I believe as of some near date every house built in California will have to have solar panels. Many homes built here now include some panels. I would like to see every commercial building be required to have solar. But there are huge areas in every city where the owners cannot afford solar, or have no interest in installing it.

We looked into leasing a solar system, it is all the rage here now. Get panels installed and sign a 20 year lease for a fixed price. One catch is that the power generated can only be a percentage based on your previous use, which means not a lot is going back into the grid. Especially in high use months.

I don’t think the leasing options I’ve seen are very good deals. I bought my system outright and it paid for itself in about 8 years, so I was happy with that. If we hadn’t sold the house, I would have looked into batteries as well.

Rooftop solar isn’t going to drive a grid, but it sure can be part of the solution.

There have been cases here of people having the sale of their home fall thru because of a solar lease. I am not sure why (other than cost) that would matter but it has happened.

You should always buy rather than lease if you can afford it. And batteries are now being offered with some of the leases, my neighbors lease came with one.
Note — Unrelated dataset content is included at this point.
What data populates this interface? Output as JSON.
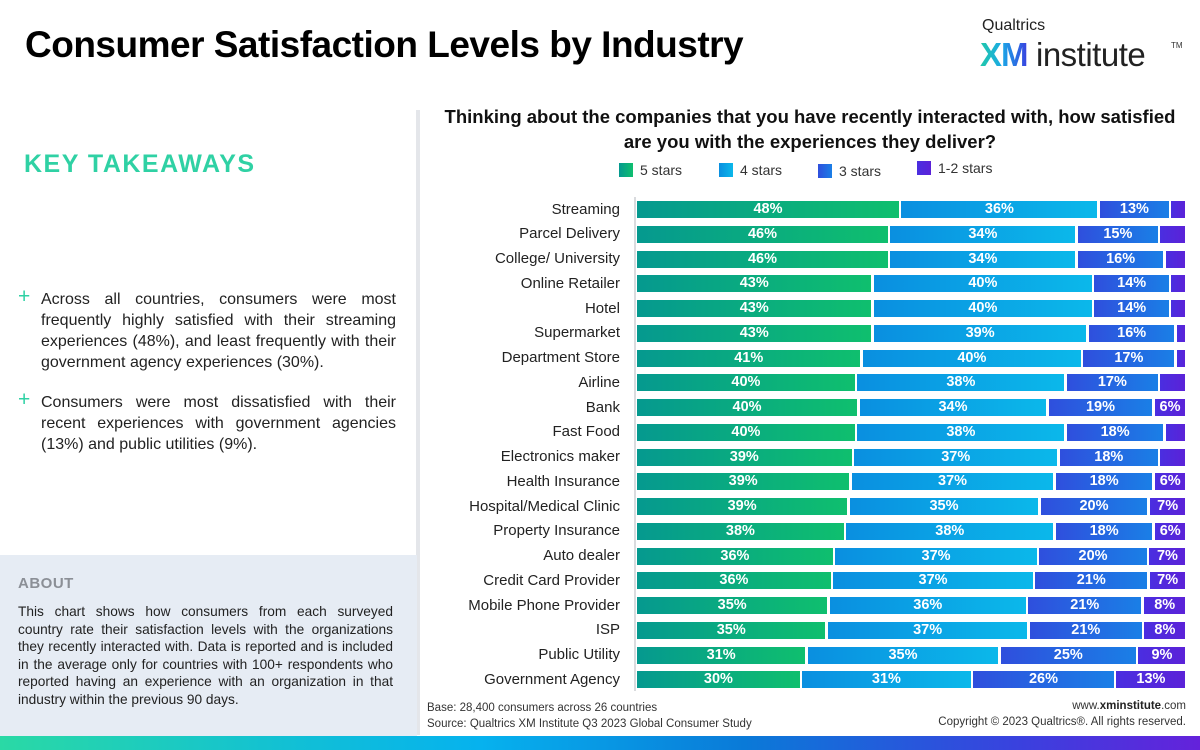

It will power a couple pre-determined circuits in a power outage. That could be big in some areas.

That’s weird. It reminds me of when we sold that house. We sold to a young couple buying their first house. I spent some time showing them the system, how it worked, etc, but the wife kept asking if they could shut it off if they didn’t want to use it. I never really understood what she was asking. I mean, it was there, stuck on the roof, collecting solar radiation and generating electricity. It’s not like you had to add gasoline or stoke the fire occasionally. It was basically part of the house. To me it was like asking can we turn off the doors if we don’t like them?

Edit: of course, those were the same people who made me hire a pool company to send a diver into the deep end and replace the drain in the floor of the pool with an anti-suction drain. I understood the safety concern in the abstract, but the pool was ten feet deep, and no child was ever going to be trapped by the flow of water through that drain. God himself couldn’t get down there without a real struggle.
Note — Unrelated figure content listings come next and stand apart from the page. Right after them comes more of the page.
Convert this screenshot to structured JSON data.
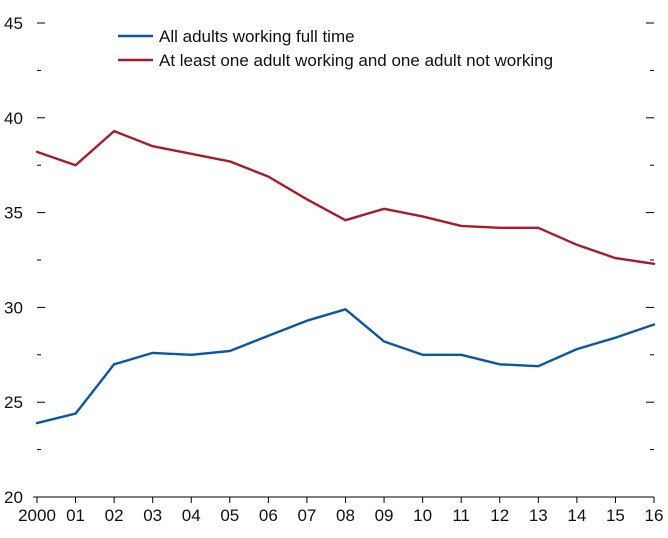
{
  "chart_data": {
    "type": "line",
    "title": "",
    "xlabel": "",
    "ylabel": "",
    "categories": [
      "2000",
      "01",
      "02",
      "03",
      "04",
      "05",
      "06",
      "07",
      "08",
      "09",
      "10",
      "11",
      "12",
      "13",
      "14",
      "15",
      "16"
    ],
    "ylim": [
      20,
      45
    ],
    "y_major_ticks": [
      20,
      25,
      30,
      35,
      40,
      45
    ],
    "y_minor_ticks": [
      22.5,
      27.5,
      32.5,
      37.5,
      42.5
    ],
    "grid": false,
    "legend_position": "top-center",
    "series": [
      {
        "name": "All adults working full time",
        "color": "#0b57a4",
        "values": [
          23.9,
          24.4,
          27.0,
          27.6,
          27.5,
          27.7,
          28.5,
          29.3,
          29.9,
          28.2,
          27.5,
          27.5,
          27.0,
          26.9,
          27.8,
          28.4,
          29.1
        ]
      },
      {
        "name": "At least one adult working and one adult not working",
        "color": "#a51d2d",
        "values": [
          38.2,
          37.5,
          39.3,
          38.5,
          38.1,
          37.7,
          36.9,
          35.7,
          34.6,
          35.2,
          34.8,
          34.3,
          34.2,
          34.2,
          33.3,
          32.6,
          32.3
        ]
      }
    ]
  }
}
Yeah, they do. Countries are big. And they have lots of unused space for wind and solar farms, even in densely settled nations. Consider the vast wastelands caused by strip mining in central europe, for example. And England isn’t wall-to-wall villages, either, though it’s admittedly got to focus more on offshore for wind farms. But rooftops throughout the world can be profitably used for solar power, even in cloudy countries.

Rooftop solar is fine, but windfarms, solar plants, hydroelectric and tidal power stations are environmental disasters. The only way to get the energy the future is going to need without laying waste the environment is to go nuclear.
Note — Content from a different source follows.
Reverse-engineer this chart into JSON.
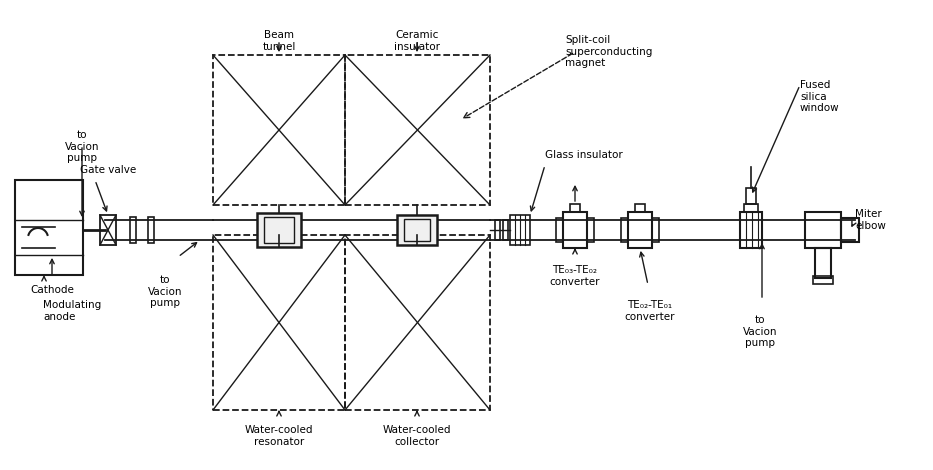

I don’t even know what this means.

If only “keep Earth habitable” weren’t such a radical, politically unpalatable position.

It’s not unpalatable to Dems. But for the narrow purpose of getting a Democrat elected, climate change isn’t the most important issue for people. Maybe it should be, but it simply isn’t.

The party (and the eventual nominee) need to be attuned to the priorities of the voters. For most voters, the top item will be healthcare, economic justice, college costs, or something other than climate plans.

Email server management became a top issue in 2016*. How did that happen?

IOW, Dems/the left need to learn how to make an issue a top issue if voters do not inherently view it as such.

(*I know in reality that that was a backdoor for “we can’t trust her.”)

Yeah, it’s called leadership!

In any case, if that’s the realistic state of our politics, I may still freely state that the realistic state of our politics is madness. Maybe Cockroach Herodotus will put it in his book.

France mandated this for new construction in commercial zones in 2015. A quick Google search found this article that makes it seem like it’s effective, and on its way to meeting targets.